Babu: The lead Asian-American Todd (and the Asian-American girl he’s pursuing) both speak in a contrastingly ‘grounded’ lettering style/font compared to the more stylized ‘exotic’ font of the classic Asian Stereotypes/Caricature figures that they’re stuck with. Was that something decided upon early on, or did that come about while making the book? What does your usual collaboration process look like, particularly with doing a comedy like this wherein the ‘delivery’ is so crucial and so controlled by the lettering in a form like comics?

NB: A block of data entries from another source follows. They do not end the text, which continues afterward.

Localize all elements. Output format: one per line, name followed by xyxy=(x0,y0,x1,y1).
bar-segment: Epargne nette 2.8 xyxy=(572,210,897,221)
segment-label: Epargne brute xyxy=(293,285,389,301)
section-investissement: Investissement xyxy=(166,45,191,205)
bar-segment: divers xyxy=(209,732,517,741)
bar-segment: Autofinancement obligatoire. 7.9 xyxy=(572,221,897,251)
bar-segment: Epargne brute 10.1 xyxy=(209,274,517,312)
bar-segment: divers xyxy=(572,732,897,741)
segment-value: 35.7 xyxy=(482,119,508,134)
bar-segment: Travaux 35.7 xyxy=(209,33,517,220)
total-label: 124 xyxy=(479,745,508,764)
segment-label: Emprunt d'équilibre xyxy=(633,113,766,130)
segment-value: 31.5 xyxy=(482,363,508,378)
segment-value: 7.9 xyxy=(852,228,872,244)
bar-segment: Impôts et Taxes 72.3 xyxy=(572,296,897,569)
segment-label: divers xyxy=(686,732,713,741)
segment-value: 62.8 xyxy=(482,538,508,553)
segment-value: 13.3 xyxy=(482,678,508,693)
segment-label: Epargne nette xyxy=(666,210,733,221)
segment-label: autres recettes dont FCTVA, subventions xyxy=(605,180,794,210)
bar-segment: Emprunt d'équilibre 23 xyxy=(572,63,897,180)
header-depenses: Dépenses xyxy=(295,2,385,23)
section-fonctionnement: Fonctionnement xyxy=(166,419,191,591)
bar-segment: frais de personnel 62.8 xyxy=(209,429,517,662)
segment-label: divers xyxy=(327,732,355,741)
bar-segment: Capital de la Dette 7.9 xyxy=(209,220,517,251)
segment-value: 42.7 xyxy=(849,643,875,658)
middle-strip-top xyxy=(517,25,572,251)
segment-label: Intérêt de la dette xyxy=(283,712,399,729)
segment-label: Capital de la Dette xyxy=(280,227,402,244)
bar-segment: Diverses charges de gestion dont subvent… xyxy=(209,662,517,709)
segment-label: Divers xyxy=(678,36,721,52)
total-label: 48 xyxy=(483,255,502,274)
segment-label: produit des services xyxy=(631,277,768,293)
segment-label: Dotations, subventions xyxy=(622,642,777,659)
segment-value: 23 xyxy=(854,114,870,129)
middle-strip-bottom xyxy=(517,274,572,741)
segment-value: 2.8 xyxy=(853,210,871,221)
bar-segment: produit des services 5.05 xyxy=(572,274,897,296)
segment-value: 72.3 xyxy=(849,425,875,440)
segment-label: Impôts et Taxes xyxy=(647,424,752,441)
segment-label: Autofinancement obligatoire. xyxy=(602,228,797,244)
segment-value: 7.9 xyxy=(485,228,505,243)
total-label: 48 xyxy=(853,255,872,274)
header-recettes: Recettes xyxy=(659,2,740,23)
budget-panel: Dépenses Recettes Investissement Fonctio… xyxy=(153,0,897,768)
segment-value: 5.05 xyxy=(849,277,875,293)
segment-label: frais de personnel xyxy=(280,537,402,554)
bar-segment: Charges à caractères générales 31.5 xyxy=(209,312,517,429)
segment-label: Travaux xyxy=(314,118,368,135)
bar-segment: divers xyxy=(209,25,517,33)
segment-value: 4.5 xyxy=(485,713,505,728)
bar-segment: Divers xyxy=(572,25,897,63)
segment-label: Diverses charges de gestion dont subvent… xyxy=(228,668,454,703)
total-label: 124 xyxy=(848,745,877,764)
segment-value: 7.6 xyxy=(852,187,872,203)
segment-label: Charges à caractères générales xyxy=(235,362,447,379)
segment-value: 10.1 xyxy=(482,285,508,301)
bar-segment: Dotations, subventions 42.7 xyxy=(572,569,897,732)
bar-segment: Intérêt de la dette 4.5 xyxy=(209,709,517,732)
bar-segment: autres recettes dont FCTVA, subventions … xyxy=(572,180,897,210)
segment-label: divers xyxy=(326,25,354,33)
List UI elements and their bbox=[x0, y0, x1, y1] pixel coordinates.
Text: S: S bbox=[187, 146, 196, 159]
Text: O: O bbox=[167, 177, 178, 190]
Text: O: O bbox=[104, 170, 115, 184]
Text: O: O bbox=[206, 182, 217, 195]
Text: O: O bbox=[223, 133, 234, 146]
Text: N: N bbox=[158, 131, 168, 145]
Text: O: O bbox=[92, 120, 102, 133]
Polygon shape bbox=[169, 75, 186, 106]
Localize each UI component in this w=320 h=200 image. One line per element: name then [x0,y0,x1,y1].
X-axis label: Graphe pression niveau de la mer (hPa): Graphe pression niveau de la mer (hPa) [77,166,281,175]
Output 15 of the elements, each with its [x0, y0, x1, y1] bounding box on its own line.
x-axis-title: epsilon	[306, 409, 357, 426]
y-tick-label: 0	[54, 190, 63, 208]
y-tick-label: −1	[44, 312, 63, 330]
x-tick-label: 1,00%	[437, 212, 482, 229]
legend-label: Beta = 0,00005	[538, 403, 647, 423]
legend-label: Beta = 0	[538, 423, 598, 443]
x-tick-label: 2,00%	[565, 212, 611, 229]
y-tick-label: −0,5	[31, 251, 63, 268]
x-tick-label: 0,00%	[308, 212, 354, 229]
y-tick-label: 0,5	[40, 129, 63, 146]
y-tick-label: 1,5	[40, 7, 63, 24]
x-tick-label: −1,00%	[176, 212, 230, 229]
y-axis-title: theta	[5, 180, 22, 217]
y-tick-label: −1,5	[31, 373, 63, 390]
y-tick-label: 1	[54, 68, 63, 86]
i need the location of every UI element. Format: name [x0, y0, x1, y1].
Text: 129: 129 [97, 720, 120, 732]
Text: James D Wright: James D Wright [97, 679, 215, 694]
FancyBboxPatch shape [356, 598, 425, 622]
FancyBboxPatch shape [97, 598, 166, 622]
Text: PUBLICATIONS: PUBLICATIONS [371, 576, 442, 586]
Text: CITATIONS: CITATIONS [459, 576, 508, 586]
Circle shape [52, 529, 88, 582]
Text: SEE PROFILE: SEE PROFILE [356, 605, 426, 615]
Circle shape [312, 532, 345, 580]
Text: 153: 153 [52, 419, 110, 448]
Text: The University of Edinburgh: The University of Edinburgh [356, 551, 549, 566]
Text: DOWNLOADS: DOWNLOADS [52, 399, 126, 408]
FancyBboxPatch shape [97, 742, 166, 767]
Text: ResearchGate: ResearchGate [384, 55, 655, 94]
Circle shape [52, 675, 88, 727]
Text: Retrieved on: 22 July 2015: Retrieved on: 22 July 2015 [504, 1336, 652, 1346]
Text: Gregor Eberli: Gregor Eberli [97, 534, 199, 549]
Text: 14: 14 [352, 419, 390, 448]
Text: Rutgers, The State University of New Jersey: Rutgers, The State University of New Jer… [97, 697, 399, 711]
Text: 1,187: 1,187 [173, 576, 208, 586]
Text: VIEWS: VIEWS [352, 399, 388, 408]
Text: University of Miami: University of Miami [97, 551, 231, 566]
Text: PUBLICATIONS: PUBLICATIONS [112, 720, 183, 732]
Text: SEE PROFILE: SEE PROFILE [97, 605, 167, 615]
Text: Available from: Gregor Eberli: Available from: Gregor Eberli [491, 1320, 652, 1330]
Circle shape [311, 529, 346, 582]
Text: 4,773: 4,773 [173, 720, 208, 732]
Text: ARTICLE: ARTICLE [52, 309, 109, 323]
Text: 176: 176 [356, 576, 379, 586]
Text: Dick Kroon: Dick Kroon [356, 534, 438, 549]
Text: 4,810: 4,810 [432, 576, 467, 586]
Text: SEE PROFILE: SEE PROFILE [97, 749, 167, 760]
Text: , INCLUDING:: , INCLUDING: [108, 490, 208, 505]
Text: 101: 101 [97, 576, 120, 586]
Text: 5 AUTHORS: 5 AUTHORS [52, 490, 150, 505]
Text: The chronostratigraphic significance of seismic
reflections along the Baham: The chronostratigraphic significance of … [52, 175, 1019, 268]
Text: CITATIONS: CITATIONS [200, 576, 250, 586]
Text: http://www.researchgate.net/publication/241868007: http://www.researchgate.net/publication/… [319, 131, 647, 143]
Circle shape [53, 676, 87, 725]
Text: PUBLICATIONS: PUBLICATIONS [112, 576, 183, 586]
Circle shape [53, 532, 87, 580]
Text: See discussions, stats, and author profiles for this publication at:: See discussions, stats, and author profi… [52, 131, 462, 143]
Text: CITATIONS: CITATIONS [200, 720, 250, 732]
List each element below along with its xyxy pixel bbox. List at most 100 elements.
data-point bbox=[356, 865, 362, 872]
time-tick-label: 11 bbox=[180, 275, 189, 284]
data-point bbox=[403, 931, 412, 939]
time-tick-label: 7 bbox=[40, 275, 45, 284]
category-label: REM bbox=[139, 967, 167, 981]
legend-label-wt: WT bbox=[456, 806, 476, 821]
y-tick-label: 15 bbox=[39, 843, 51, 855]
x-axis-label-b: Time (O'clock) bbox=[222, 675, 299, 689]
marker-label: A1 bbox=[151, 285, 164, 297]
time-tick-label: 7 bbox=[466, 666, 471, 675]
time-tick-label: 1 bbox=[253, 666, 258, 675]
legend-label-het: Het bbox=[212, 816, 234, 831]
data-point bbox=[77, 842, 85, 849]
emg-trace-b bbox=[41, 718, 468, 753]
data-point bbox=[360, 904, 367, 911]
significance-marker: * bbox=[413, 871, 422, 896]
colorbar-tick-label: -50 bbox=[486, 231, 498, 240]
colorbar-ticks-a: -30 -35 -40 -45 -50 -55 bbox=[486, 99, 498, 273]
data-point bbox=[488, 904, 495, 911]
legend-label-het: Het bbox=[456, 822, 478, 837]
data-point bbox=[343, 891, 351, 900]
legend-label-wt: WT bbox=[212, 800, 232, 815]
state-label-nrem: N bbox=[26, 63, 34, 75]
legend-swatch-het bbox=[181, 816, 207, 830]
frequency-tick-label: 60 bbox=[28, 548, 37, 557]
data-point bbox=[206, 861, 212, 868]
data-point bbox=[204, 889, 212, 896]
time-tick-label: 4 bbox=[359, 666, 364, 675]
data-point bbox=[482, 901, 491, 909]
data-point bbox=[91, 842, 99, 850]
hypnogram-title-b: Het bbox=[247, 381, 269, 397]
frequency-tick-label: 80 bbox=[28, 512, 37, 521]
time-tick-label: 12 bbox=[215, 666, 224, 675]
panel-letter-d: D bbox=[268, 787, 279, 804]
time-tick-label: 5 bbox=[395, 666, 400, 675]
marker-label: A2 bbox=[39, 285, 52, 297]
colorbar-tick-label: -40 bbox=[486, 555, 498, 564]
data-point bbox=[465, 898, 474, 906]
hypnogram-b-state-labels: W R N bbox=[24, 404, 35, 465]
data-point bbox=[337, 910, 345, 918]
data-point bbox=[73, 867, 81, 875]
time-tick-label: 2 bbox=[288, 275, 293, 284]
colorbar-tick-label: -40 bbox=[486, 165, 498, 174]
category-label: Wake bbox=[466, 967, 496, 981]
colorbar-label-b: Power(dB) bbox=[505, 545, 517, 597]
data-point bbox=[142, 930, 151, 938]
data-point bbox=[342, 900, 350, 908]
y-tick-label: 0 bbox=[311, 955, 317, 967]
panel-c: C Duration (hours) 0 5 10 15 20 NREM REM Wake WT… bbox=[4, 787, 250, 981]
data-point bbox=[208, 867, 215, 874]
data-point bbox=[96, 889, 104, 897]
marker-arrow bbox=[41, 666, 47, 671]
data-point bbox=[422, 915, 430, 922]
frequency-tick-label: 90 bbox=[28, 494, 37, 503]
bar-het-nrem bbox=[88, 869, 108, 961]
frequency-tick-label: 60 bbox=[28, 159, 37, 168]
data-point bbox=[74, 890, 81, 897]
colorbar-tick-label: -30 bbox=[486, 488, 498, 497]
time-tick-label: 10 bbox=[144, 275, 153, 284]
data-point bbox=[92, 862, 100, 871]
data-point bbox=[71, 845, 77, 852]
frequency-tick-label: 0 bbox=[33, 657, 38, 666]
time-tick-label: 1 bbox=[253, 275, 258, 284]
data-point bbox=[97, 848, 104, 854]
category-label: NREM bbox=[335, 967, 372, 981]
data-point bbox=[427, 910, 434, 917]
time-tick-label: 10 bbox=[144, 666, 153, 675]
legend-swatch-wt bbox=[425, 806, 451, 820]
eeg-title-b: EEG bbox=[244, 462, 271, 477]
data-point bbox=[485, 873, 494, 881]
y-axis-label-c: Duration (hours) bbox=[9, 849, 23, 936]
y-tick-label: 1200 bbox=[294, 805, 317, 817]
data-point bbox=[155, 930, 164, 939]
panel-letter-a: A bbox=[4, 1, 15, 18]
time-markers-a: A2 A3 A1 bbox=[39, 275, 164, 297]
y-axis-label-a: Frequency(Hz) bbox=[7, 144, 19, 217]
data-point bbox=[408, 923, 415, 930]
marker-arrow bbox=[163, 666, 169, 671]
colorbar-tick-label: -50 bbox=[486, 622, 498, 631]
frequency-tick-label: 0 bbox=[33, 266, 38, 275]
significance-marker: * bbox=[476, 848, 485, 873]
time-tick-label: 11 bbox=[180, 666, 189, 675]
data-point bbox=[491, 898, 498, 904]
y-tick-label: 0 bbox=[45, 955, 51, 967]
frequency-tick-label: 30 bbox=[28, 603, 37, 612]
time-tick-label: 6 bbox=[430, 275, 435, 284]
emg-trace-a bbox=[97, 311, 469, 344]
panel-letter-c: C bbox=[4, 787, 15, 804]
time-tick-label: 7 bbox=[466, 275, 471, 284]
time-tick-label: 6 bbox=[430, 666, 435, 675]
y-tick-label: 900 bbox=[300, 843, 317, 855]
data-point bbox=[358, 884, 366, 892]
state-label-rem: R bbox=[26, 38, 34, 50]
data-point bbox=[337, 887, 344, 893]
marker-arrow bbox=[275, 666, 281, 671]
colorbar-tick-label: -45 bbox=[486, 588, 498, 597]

Nguyen: So the brilliant lettering is all Micah Myers. What made our book a little tricky with the lettering is that we used what they call the “Marvel method.” So we had a basic script, I drew it, then we got together and filled the pages with jokes based on my art. But the problem with that is that every now and then, the jokes didn’t work as well when we saw them on the page. So it did require a little tweaking on our part, and Micah was so great at working with us to test things and “maximize the joke”, as Scott would say. So many little things can determine whether or not a joke works on the page – for instance, the right word being bolded/italicized, or where the box was positioned on the page, or even what words appeared on what line of each box. All of these things can contribute to whether or not a joke works, so Micah was instrumental in making this book as funny as it is. 

Babu: Do you have any favorite spoof films or parodies that inspired you on this effort? Any that you looked at or considered as things to look to or carry on in the spirit of in doing this?

Nguyen: I think there’s a lot of influences that we didn’t necessarily realize were influencing us. Someone referred to it as a combination of Mel Brooks and Monty Python, and there’s definitely some Blazing Saddles and Holy Grail in there. Scott’s an encyclopedia of movie knowledge – he’d sometimes use movie references with me, and I’d have no idea what the heck he was talking about. We have a Blind Side reference in there, and I’ve never even seen the movie. So I’m sure there’s lots of influences that we didn’t even notice or realize. It’ll be fun watching readers point them out.

Ritesh Babu is a comics history nut who spends far too much time writing about weird stuff and cosmic nonsense.